Il est urgent de remettre cette crise à l’agenda politique international. La solidarité humanitaire doit être renforcée, mais elle ne peut pas être le seul horizon : il faut une mobilisation diplomatique coordonnée pour exiger que la Birmanie reconnaisse les droits des Rohingyas, pour garantir leur protection, explorer des solutions durables – qu’il s’agisse d’un retour sécurisé ou d’une intégration digne de ces réfugiés au Bangladesh.
L’Union européenne doit mobiliser ses leviers politiques, diplomatiques et financiers. Les Rohingyas ne peuvent être condamnés à un exil sans fin. Avec ses partenaires, l’Europe doit redevenir une voix pour ceux que le monde a cessé d’entendre.

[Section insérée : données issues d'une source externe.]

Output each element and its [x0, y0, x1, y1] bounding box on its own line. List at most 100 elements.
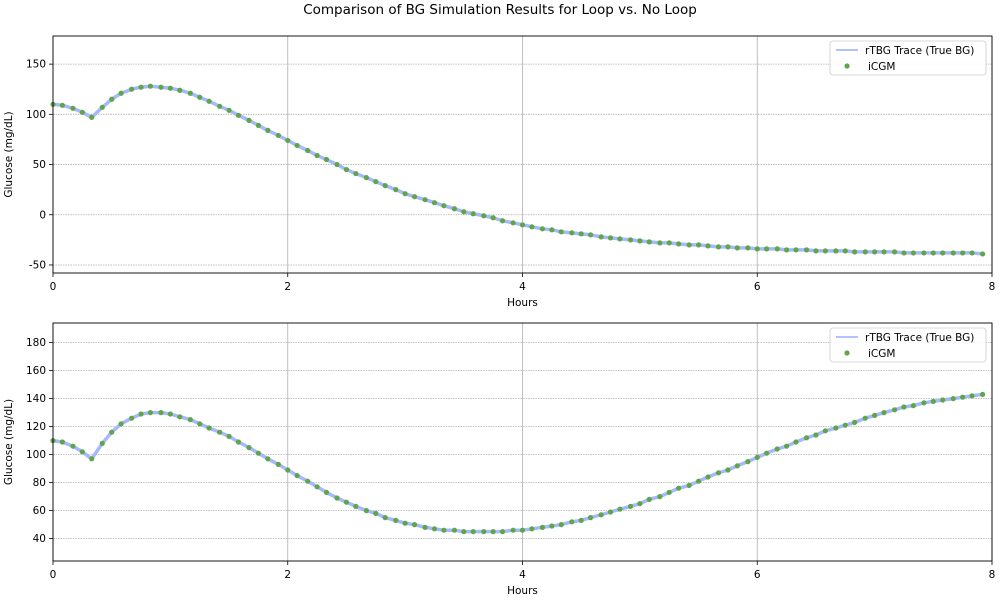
icgm-point — [158, 410, 164, 416]
icgm-point — [79, 449, 85, 455]
x-tick-label: 0 — [50, 569, 57, 581]
x-axis-label: Hours — [507, 297, 538, 309]
subplot-1: -50 0 50 100 150 0 2 4 6 8 Hours Glucose (mg/dL) rTB… — [3, 35, 996, 309]
icgm-point — [803, 247, 810, 253]
y-tick-label: 100 — [26, 449, 46, 461]
icgm-point — [343, 166, 350, 173]
icgm-point — [499, 529, 506, 535]
icgm-point — [451, 527, 458, 533]
icgm-point — [226, 107, 232, 113]
icgm-point — [138, 411, 144, 417]
x-axis-label: Hours — [507, 585, 538, 597]
icgm-point — [607, 509, 614, 515]
icgm-point — [587, 515, 594, 521]
icgm-point — [549, 227, 555, 233]
icgm-point — [470, 529, 476, 535]
legend-label-icgm: iCGM — [868, 348, 895, 360]
icgm-point — [539, 226, 546, 232]
icgm-point — [558, 522, 564, 528]
icgm-point — [715, 244, 722, 250]
icgm-point — [725, 467, 731, 473]
icgm-point — [363, 175, 369, 181]
icgm-point — [294, 473, 300, 479]
icgm-point — [646, 496, 652, 502]
x-tick-label: 4 — [519, 281, 526, 293]
icgm-point — [930, 398, 936, 404]
y-tick-label: 100 — [26, 109, 46, 121]
icgm-point — [431, 526, 438, 532]
x-tick-label: 8 — [989, 281, 996, 293]
icgm-point — [657, 494, 663, 500]
series-icgm — [50, 391, 986, 535]
icgm-point — [627, 503, 634, 509]
icgm-point — [617, 236, 623, 242]
icgm-point — [842, 248, 848, 254]
icgm-point — [217, 429, 223, 435]
y-tick-label: -50 — [29, 259, 46, 271]
icgm-point — [569, 519, 575, 525]
x-tick-label: 6 — [754, 569, 761, 581]
icgm-point — [598, 512, 604, 518]
icgm-point — [510, 527, 516, 533]
icgm-point — [147, 410, 154, 416]
icgm-point — [921, 400, 927, 406]
icgm-point — [481, 529, 487, 535]
icgm-point — [881, 249, 887, 255]
icgm-point — [499, 218, 506, 224]
icgm-point — [510, 220, 516, 226]
icgm-point — [862, 249, 868, 255]
icgm-point — [217, 103, 223, 109]
icgm-point — [734, 245, 740, 251]
axes-frame — [52, 35, 993, 274]
x-tick-label: 0 — [50, 281, 57, 293]
icgm-point — [686, 482, 692, 488]
icgm-point — [940, 250, 946, 256]
icgm-point — [783, 443, 790, 449]
icgm-point — [461, 529, 467, 535]
legend-box — [829, 40, 987, 76]
icgm-point — [745, 459, 751, 465]
x-tick-label: 6 — [754, 281, 761, 293]
icgm-point — [519, 527, 526, 533]
icgm-point — [70, 443, 76, 449]
icgm-point — [695, 242, 702, 248]
icgm-point — [910, 403, 916, 409]
icgm-point — [206, 425, 212, 431]
icgm-point — [637, 501, 643, 507]
legend-dot-swatch — [844, 350, 850, 356]
icgm-point — [578, 517, 584, 524]
y-axis-label: Glucose (mg/dL) — [3, 111, 15, 197]
icgm-point — [109, 96, 115, 102]
icgm-point — [960, 250, 966, 256]
legend-label-rtbg: rTBG Trace (True BG) — [865, 45, 974, 57]
subplot-2: 40 60 80 100 120 140 160 180 0 2 4 6 8 Hours Glucose (… — [3, 322, 995, 597]
legend-label-icgm: iCGM — [868, 61, 895, 73]
icgm-point — [676, 241, 682, 247]
icgm-point — [519, 222, 526, 228]
icgm-point — [441, 203, 447, 209]
icgm-point — [558, 229, 564, 235]
x-tick-label: 2 — [284, 281, 291, 293]
icgm-point — [167, 85, 173, 91]
icgm-point — [901, 250, 907, 256]
icgm-point — [686, 242, 692, 248]
icgm-point — [226, 433, 232, 439]
icgm-point — [705, 474, 711, 480]
icgm-point — [980, 251, 986, 257]
icgm-point — [657, 240, 663, 246]
icgm-point — [891, 249, 898, 255]
icgm-point — [265, 456, 271, 462]
icgm-point — [940, 397, 946, 403]
y-axis-label: Glucose (mg/dL) — [3, 399, 15, 485]
icgm-point — [774, 246, 780, 252]
icgm-point — [285, 137, 291, 144]
icgm-point — [323, 489, 330, 495]
icgm-point — [129, 415, 135, 421]
series-rtbg-trace — [51, 392, 985, 534]
icgm-point — [813, 432, 819, 438]
icgm-point — [980, 391, 986, 397]
icgm-point — [852, 419, 858, 425]
axes-frame — [52, 322, 993, 562]
icgm-point — [803, 435, 810, 441]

Dans les semaines qui viennent, je reprendrai contact avec les ONG présentes sur le terrain pour recueillir leurs besoins urgents et renforcer leur plaidoyer. Je demanderai un rendez-vous à la Commission européenne afin d’exiger une mobilisation politique et financière accrue de l’Union. J’écrirai également aux ambassades concernées pour appeler à une réponse diplomatique coordonnée et à une remise de la crise des Rohingyas à l’agenda international.
Derrière les chiffres et les résolutions oubliées, il y a des vies humaines brisées, des enfants sans avenir, des mères qui ne veulent plus pleurer. Je ne veux pas me résigner. Le silence tue ces femmes, ces hommes et ces enfants. Il nous faut agir, ensemble, pour que l’humanité ne détourne plus le regard.
La France et l’Europe traversent incontestablement une crise profonde et nous passons beaucoup de temps à nous plaindre mais quand on revient du Bangladesh on mesure à quel point nous restons encore des privilégiés. Et combien le sort futur de la planète dépend de notre capacité à construire son avenir avec les peuples du « Sud Global » comme le peuple bangladais qui, fondamentalement, ne rêve pas d’autre chose que nous : la liberté, la démocratie, la protection de l’environnement et le renforcement de la « sécurité sociale ».